Steven Spielberg’s The Post seems specifically engineered to be the most Oscar bait-y of Oscar bait movies. Spielberg is arguably the most prominent director in the film industry, it features two of our biggest movie stars, Meryl Streep and Tom Hanks, and it deals in the grand themes that Spielberg so loves. Really, what could go wrong?
Thankfully, very little. The Post is an impeccably crafted docudrama, almost a docu-thriller, thanks to Spielberg’s particular genius at ratcheting up tension and manipulating our emotions. The man just knows how to direct a movie.
The Post tells the story of the publishing of the Pentagon Papers in 1971, the secret government documents detailing the hidden history of U.S. involvement in Vietnam from the 1940s through the 1960s. As we see in the movie, the New York Times had already published a small portion of the leaked report, but they were then served an injunction by the courts to stop all publishing of the documents at the urging of the Nixon White House. This left the Washington Post in the position of either risking their own court problems by continuing to publish stories on the Papers, or sitting it out and waiting for the courts to make their decision. Doing that would keep them from what they considered the great public service of making these documents known, as well as the more self-serving act of getting the scoop on the Times and raising the profile of the Post.

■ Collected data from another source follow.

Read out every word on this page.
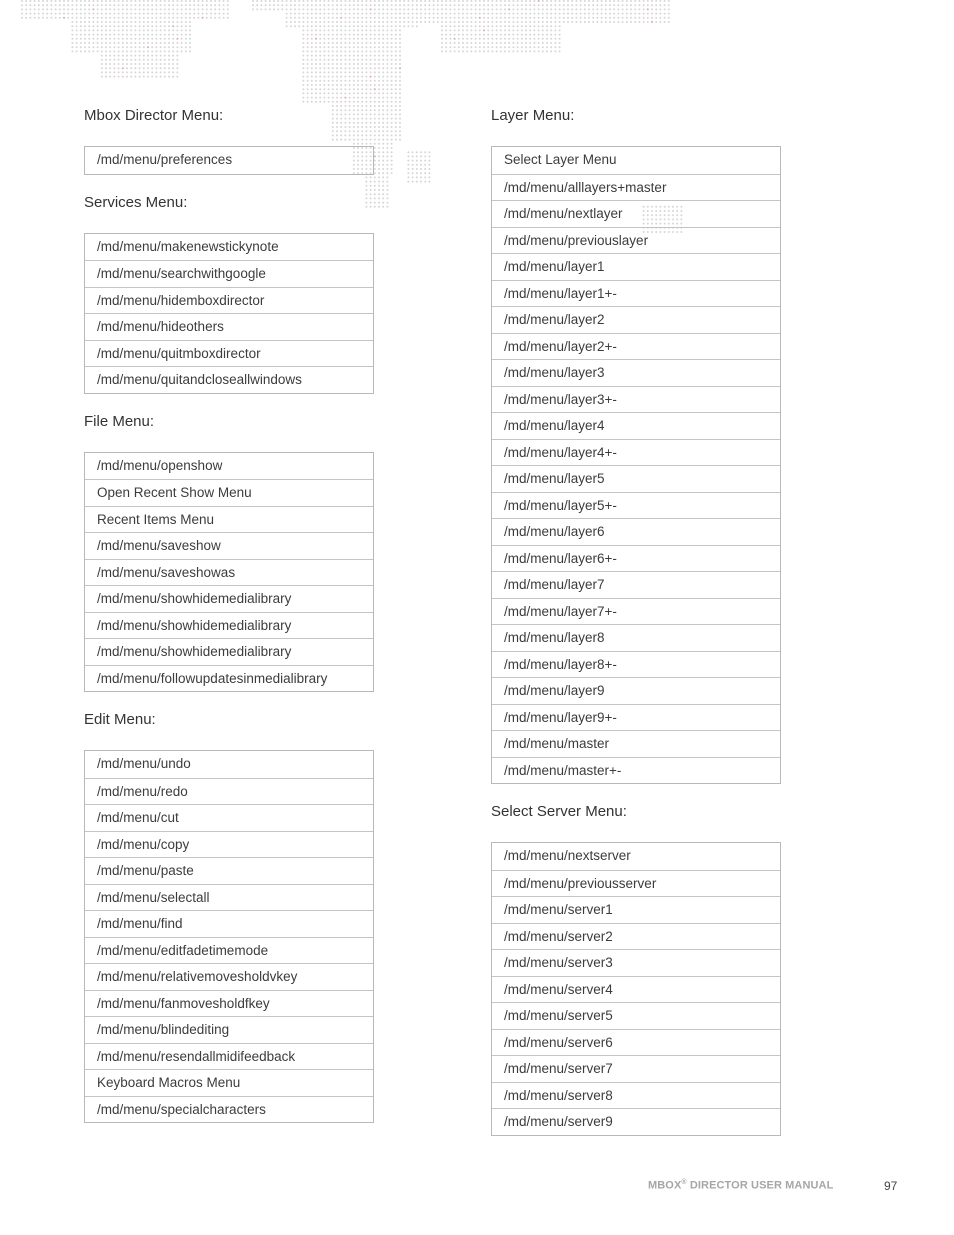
Mbox Director Menu:
/md/menu/preferences
Services Menu:
/md/menu/makenewstickynote
/md/menu/searchwithgoogle
/md/menu/hidemboxdirector
/md/menu/hideothers
/md/menu/quitmboxdirector
/md/menu/quitandcloseallwindows
File Menu:
/md/menu/openshow
Open Recent Show Menu
Recent Items Menu
/md/menu/saveshow
/md/menu/saveshowas
/md/menu/showhidemedialibrary
/md/menu/showhidemedialibrary
/md/menu/showhidemedialibrary
/md/menu/followupdatesinmedialibrary
Edit Menu:
/md/menu/undo
/md/menu/redo
/md/menu/cut
/md/menu/copy
/md/menu/paste
/md/menu/selectall
/md/menu/find
/md/menu/editfadetimemode
/md/menu/relativemovesholdvkey
/md/menu/fanmovesholdfkey
/md/menu/blindediting
/md/menu/resendallmidifeedback
Keyboard Macros Menu
/md/menu/specialcharacters
Layer Menu:
Select Layer Menu
/md/menu/alllayers+master
/md/menu/nextlayer
/md/menu/previouslayer
/md/menu/layer1
/md/menu/layer1+-
/md/menu/layer2
/md/menu/layer2+-
/md/menu/layer3
/md/menu/layer3+-
/md/menu/layer4
/md/menu/layer4+-
/md/menu/layer5
/md/menu/layer5+-
/md/menu/layer6
/md/menu/layer6+-
/md/menu/layer7
/md/menu/layer7+-
/md/menu/layer8
/md/menu/layer8+-
/md/menu/layer9
/md/menu/layer9+-
/md/menu/master
/md/menu/master+-
Select Server Menu:
/md/menu/nextserver
/md/menu/previousserver
/md/menu/server1
/md/menu/server2
/md/menu/server3
/md/menu/server4
/md/menu/server5
/md/menu/server6
/md/menu/server7
/md/menu/server8
/md/menu/server9
MBOX® DIRECTOR USER MANUAL	97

Much of the movie focuses on Meryl Streep’s Katharine Graham, the publisher of the Post, as she wrestles with risking her paper’s reputation, as well as the public stock offering they were about to produce, all while navigating what in many ways was entirely an old white man’s world. Streep is just as fantastic as always, as she shows Graham’s internal conflict and her realization of the power she wields as the paper’s publisher.
The Post supposedly has some historical inaccuracies, but I feel it’s Spielberg’s prerogative to play with the truth a little. What’s amazing to me is how much anxiety and excitement he can produce even though we already know how everything will turn out. It takes talent to tell us something we already know, but to make us believe that anything could happen.